SOCIAL MEDIA AND ITS UBIQUITOUS NATURE
Kaplan and Haenlein defined social media as the “group of internet applications that built on the ideological and technological foundations of Web 2.0, and that allows the creation and exchange of user-generated content.” According to statistics of SEJ (Search Engine Journal), more than 2 billion people (almost 35% of world’s population) are social media users. The major contributors are Facebook, Twitter, Instagram, LinkedIn, Google+, YouTube, etc. Facebook occupies the first position with 1.5 billion users, and Twitter is in the top 10 with 316 million users. With these great number of users in the social media, the data generated by these sites is also high. For instance, Facebook generates almost 4 million posts every day.
People are adopting social media as a platform to express their opinions on various things such as movies, products, and politics. So social media offers a good source of information for gathering the people opinions and views.
Twitter, a microblogging website offers an efficient platform for performing sentiment analysis. People express their opinion in the form of small messages called tweets, which can be displayed as publicly or can be restricted to a particular group. Twitter has been selected for the following reasons:
• It is a common open-source platform.
• By limiting the maximum number to 140 words for a tweet, Twitter also forces
the user to express his or her opinion in that limit.
• There is no need to pay for Twitter API, and it is very easy to mine them as realtime tweets, and it has an extensive collection of API’s .
• Lastly, it is a Big Pool of sentiments.

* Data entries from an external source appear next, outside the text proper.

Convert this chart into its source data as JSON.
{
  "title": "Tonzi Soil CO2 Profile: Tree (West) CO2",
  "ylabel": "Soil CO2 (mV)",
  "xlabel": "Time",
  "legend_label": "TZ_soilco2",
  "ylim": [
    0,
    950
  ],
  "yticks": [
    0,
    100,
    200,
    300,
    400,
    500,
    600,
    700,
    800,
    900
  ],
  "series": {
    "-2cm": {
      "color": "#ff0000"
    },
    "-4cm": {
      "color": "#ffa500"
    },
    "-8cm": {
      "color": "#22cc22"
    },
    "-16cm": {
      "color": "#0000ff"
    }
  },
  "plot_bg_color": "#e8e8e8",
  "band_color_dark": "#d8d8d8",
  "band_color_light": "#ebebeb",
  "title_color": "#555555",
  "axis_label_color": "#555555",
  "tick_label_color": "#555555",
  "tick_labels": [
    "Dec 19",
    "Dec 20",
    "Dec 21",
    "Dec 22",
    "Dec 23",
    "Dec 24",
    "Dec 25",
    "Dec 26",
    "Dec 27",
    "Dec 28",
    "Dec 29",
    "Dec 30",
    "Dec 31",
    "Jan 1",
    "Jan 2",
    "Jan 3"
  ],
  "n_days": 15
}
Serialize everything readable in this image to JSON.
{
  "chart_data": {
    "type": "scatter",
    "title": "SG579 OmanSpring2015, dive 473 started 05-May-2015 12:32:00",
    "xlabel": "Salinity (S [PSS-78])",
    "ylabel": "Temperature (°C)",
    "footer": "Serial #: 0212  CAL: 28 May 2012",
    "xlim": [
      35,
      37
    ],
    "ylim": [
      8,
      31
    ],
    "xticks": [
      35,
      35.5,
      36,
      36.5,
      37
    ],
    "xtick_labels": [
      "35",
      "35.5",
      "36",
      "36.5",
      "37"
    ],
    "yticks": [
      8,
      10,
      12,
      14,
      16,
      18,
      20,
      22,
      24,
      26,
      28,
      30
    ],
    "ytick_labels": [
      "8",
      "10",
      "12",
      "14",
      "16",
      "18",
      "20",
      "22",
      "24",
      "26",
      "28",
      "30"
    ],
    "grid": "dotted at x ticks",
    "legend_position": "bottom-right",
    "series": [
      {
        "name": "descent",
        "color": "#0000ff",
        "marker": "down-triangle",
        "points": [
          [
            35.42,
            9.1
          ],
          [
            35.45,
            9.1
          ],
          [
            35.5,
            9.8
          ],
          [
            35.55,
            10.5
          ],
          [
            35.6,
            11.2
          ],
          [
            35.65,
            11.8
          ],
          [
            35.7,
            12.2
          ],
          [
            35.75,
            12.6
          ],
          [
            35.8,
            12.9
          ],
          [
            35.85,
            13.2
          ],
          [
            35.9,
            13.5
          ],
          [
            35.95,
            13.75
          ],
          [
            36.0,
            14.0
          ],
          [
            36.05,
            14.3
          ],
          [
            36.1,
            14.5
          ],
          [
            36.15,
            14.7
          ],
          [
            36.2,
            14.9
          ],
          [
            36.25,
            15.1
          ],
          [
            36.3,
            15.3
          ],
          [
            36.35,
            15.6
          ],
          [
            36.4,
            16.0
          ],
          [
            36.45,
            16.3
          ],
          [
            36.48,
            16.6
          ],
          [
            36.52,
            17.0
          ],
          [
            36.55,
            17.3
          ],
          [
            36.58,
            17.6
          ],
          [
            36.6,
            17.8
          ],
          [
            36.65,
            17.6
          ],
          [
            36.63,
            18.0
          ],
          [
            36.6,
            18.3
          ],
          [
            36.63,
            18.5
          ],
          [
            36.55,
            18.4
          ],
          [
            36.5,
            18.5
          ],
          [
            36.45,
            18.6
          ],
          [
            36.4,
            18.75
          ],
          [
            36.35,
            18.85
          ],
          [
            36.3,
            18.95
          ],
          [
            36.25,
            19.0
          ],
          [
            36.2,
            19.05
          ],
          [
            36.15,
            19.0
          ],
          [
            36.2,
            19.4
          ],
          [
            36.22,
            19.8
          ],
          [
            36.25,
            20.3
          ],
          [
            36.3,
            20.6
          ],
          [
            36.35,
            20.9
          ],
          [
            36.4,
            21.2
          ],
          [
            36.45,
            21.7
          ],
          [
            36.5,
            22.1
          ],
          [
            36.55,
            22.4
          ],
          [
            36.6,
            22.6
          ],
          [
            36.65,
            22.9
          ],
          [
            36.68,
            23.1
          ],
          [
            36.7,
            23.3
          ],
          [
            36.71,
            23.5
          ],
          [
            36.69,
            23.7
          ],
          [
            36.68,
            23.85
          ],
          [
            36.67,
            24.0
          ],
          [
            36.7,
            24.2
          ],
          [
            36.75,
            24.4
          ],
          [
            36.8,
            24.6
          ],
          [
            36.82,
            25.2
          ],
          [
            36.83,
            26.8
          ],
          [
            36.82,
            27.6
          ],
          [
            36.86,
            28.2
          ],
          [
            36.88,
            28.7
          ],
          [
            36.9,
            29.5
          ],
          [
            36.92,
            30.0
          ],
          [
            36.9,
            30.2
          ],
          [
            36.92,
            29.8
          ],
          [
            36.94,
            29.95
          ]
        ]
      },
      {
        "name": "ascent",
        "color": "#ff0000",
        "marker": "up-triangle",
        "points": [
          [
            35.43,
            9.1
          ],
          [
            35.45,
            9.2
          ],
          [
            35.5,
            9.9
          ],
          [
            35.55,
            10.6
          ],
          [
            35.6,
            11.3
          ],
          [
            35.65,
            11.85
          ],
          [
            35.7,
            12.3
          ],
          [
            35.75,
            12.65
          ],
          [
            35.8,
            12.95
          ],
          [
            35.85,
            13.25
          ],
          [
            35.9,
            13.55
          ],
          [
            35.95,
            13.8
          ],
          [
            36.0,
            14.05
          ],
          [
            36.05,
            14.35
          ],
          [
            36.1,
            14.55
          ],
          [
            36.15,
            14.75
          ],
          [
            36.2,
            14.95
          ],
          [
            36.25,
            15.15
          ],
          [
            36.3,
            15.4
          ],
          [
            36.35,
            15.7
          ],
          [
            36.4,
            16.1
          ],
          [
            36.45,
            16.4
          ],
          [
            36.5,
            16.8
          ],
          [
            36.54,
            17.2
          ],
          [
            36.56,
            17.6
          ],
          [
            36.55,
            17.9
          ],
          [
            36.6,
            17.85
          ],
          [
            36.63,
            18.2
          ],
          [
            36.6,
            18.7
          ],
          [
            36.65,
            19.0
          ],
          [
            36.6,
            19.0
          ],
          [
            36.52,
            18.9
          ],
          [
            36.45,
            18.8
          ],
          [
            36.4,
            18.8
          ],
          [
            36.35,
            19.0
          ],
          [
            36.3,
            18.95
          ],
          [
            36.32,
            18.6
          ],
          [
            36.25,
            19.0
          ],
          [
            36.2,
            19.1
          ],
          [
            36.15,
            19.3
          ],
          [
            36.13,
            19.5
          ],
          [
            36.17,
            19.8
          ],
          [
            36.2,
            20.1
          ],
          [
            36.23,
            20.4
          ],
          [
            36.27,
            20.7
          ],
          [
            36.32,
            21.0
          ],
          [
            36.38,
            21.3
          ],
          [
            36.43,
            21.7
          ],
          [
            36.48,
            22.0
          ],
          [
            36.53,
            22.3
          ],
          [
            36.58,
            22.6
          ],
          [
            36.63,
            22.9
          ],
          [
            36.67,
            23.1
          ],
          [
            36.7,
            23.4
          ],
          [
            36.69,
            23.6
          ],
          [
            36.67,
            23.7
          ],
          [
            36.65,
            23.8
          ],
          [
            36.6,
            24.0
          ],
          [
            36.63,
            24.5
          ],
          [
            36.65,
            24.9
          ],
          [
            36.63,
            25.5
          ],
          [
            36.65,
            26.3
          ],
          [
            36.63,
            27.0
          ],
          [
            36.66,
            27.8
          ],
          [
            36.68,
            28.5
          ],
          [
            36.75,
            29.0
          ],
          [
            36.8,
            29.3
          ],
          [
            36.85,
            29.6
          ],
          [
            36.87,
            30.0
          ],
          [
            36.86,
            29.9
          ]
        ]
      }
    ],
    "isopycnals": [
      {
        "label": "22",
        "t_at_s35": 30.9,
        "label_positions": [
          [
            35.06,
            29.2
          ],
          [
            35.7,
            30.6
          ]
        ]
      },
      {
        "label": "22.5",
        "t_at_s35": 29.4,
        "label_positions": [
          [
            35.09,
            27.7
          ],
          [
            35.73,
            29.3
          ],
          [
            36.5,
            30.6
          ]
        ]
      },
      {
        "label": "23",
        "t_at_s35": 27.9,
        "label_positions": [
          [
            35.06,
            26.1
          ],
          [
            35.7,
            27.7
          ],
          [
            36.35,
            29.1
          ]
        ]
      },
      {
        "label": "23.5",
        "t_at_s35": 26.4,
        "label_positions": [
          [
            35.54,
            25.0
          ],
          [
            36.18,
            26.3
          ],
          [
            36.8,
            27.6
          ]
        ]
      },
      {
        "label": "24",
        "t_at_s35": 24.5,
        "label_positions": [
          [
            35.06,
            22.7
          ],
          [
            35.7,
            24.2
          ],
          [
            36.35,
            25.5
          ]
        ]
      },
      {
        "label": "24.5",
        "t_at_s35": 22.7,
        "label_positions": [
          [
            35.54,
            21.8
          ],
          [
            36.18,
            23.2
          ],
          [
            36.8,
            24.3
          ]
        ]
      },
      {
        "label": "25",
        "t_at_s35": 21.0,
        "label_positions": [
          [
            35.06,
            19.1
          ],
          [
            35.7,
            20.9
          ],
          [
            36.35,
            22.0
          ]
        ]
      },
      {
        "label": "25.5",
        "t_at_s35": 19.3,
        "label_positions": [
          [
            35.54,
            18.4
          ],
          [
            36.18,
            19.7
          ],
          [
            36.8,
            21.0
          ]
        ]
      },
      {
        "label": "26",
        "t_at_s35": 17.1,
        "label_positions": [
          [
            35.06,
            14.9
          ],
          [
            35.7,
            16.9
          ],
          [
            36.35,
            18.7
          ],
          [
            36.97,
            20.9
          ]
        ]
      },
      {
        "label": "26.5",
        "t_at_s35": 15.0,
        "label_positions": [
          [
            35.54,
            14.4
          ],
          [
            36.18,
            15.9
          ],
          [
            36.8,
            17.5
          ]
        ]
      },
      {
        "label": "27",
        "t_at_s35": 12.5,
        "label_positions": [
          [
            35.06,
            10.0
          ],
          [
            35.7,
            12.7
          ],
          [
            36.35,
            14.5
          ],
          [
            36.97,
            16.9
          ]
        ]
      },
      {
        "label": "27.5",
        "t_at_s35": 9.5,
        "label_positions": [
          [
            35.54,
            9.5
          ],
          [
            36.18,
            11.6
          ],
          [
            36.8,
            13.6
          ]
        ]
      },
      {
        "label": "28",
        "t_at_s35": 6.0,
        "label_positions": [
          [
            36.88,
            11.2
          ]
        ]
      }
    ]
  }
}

SOCIAL NETWORK SENTIMENT ANALYSIS AND ITS ROLE
Sentiment Analysis is an area evolved from the combination of natural language processing, text analytics, and computational linguistics. It is the process of determining the sentiment or opinion or mood of the particular document or text expressed by the author. It assigns a particular polarity to the text either positive, negative or neutral; this analysis helps in determining the state of the person such as happy, angry and sad. Social network sentiment analysis involves the analysis performing on the data available from the social networking sites. Social networking sites are becoming a rich source of user-generated content with the number of users increasing daily. People express many views regarding a particular domain in different means such as blogs and posts. As it is becoming a huge platform of user-generated content, analyzing this content regarding the product or movie or the government is crucial in any domain for developing their plans.
BIG DATA ANALYTICS
Big Data is the data whose scale, complexity, diversity, and velocity require some new architecture, infrastructure, algorithms to manage and extract patterns from it. It is characterized by four features volume, velocity, veracity, and variety. The field of Big Data offers various tools and technologies to work with this enormous amounts of data. The most well known tools include Hadoop, Spark, Hive, Pig, etc. This available number of tools makes it easier to extract and work with higher levels of data. There are tools available for real-time streaming such as Spark Streaming, Apache Flume, and Apache Kafka and for performing real-time data operations. Social networking sites are becoming the valuable sources of these big data; Facebook is dealing with 500 TB of data every day. More than 100 hours of videos are being uploaded to YouTube even minute . Companies such as Google, Yahoo and Bing are recording search results every day for analytics purposes. Big Data Analytics
makes it easier to perform the data analytics on this huge amount of information.